Emmanuel Macron est libéral. Son projet est de transformer en profondeur la société française en misant sur la liberté de l’individu qui va, selon lui, de pair avec sa responsabilité.
Lorsqu’il a commencé à émerger sous la présidence de François Hollande, les socialistes l’ont banni en l’accusant de vouloir mettre à bas les acquis sociaux. La droite n’a pas voulu le prendre au sérieux, en lui reprochant de ne pas aller assez loin dans le démantèlement du modèle social français.
Seuls les libéraux, ceux qui avaient tenté de faire vivre l’héritage de Valéry Giscard d’Estaing après l’échec de 1981, l’ont tout de suite applaudi. Emmanuel Macron était des leurs, il était celui qui allait réhabiliter le libéralisme en France. Enfin !
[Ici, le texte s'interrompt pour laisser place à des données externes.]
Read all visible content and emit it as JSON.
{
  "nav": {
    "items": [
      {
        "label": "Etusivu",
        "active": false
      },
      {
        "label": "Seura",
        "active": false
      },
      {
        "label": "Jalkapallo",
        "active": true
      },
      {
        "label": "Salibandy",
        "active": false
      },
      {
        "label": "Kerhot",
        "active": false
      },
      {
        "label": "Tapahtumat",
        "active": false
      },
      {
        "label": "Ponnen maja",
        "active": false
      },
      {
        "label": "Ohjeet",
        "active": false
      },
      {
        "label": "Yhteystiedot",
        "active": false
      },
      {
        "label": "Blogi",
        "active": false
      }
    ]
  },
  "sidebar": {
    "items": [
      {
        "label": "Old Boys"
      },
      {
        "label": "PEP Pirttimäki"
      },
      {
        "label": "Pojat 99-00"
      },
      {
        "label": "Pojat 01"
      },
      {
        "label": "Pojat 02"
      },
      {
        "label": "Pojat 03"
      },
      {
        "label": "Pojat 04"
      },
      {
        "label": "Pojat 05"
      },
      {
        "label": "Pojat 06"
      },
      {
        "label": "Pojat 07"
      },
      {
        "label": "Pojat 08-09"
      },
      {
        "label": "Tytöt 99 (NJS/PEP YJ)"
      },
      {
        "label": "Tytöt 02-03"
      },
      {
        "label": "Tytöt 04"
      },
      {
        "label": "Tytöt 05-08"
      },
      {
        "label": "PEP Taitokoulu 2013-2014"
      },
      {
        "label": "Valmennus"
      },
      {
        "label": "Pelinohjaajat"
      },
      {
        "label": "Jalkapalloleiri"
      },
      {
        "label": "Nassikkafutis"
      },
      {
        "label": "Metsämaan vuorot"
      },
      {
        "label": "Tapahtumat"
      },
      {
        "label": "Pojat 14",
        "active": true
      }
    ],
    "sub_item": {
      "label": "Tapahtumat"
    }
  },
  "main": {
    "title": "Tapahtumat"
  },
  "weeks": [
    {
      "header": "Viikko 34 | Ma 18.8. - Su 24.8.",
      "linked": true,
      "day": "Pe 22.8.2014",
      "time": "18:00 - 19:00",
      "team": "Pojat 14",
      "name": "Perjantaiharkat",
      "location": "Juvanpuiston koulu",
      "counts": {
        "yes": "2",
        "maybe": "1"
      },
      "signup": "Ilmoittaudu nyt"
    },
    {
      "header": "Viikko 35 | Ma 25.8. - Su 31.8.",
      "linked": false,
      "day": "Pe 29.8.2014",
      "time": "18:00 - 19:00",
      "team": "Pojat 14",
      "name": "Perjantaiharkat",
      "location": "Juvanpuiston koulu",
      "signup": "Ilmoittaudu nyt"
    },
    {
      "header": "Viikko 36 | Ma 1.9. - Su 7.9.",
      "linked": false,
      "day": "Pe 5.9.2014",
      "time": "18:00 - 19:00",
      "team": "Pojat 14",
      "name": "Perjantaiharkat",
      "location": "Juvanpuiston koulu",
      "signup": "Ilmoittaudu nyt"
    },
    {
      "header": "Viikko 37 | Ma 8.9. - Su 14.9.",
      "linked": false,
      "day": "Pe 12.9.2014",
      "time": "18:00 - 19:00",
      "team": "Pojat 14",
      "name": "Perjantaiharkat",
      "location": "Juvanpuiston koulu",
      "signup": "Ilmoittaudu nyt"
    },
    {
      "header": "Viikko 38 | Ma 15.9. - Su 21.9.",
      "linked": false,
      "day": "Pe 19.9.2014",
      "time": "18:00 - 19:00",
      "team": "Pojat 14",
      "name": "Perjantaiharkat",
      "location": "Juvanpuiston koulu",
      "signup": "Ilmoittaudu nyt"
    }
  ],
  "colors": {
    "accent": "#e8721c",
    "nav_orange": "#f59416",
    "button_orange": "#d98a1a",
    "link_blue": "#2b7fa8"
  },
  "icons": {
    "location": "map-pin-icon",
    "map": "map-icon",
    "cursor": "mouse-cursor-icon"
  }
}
Mais ce qu’ils n’avaient pas prévu, c’est que cette réhabilitation se ferait sous les traits du bonapartisme, soit l’exacte antithèse de leur philosophie politique. Car, politiquement, le libéralisme revendique la limitation du pouvoir du souverain.
Or, c’est tout le contraire qui se produit depuis qu’Emmanuel Macron a remporté la présidentielle. Depuis sa victoire, le 7 mai, face à Marine Le Pen, sa prise de pouvoir ressemble à une marche consulaire. De lui tout découle, rien ne lui résiste. A 39 ans, il s’est glissé avec une facilité déconcertante dans les habits du monarque républicain.
Phase autoritaire
Puis, il a recomposé à sa façon la majorité parlementaire qui, au terme des élections législatives, s’est révélée non seulement boursouflée mais entièrement à sa main puisque c’est sur son effigie que les candidats de La République en marche (LRM) se sont fait élire.
Dans la foulée, il a remanié son gouvernement en éliminant, au nom de la moralisation de la vie politique, les gêneurs qui, à l’instar de François Bayrou, prétendaient cogérer avec lui.
Enfin, il a désigné celui qui allait diriger le groupe majoritaire à l’Assemblée nationale : Richard Ferrand, son fidèle, son grognard, contre lequel personne n’a osé se présenter, ce qui aurait permis de simuler un semblant de liberté et rappeler qu’en temps normal ce sont les députés qui élisent leur patron.
La presse vit quant à elle des heures difficiles, non qu’elle soit muselée mais parce qu’elle est à peine informée, ce qui est une autre façon de la contenir.
Depuis la rue de Solférino où le Parti socialiste se meurt, Jean-Christophe Cambadélis qualifie cette nouvelle ère de « bonapartisme social-libéral ». Le patron du groupe Les Républicains à l’Assemblée nationale, Christian Jacob, n’est pas loin de partager cette analyse puisque, se souvenant de Montesquieu, il invoque la nécessaire « séparation des pouvoirs » pour donner à l’opposition une petite chance d’exister.
Comme personne n’avait anticipé que le macronisme ressemblerait à cela, tout le monde se perd en conjectures : cette phase autoritaire est-elle un épisode transitoire destiné à imposer le libéralisme aux récalcitrants ou un état appelé à durer ? A voir la mine déterminée du premier consul, le doute est permis.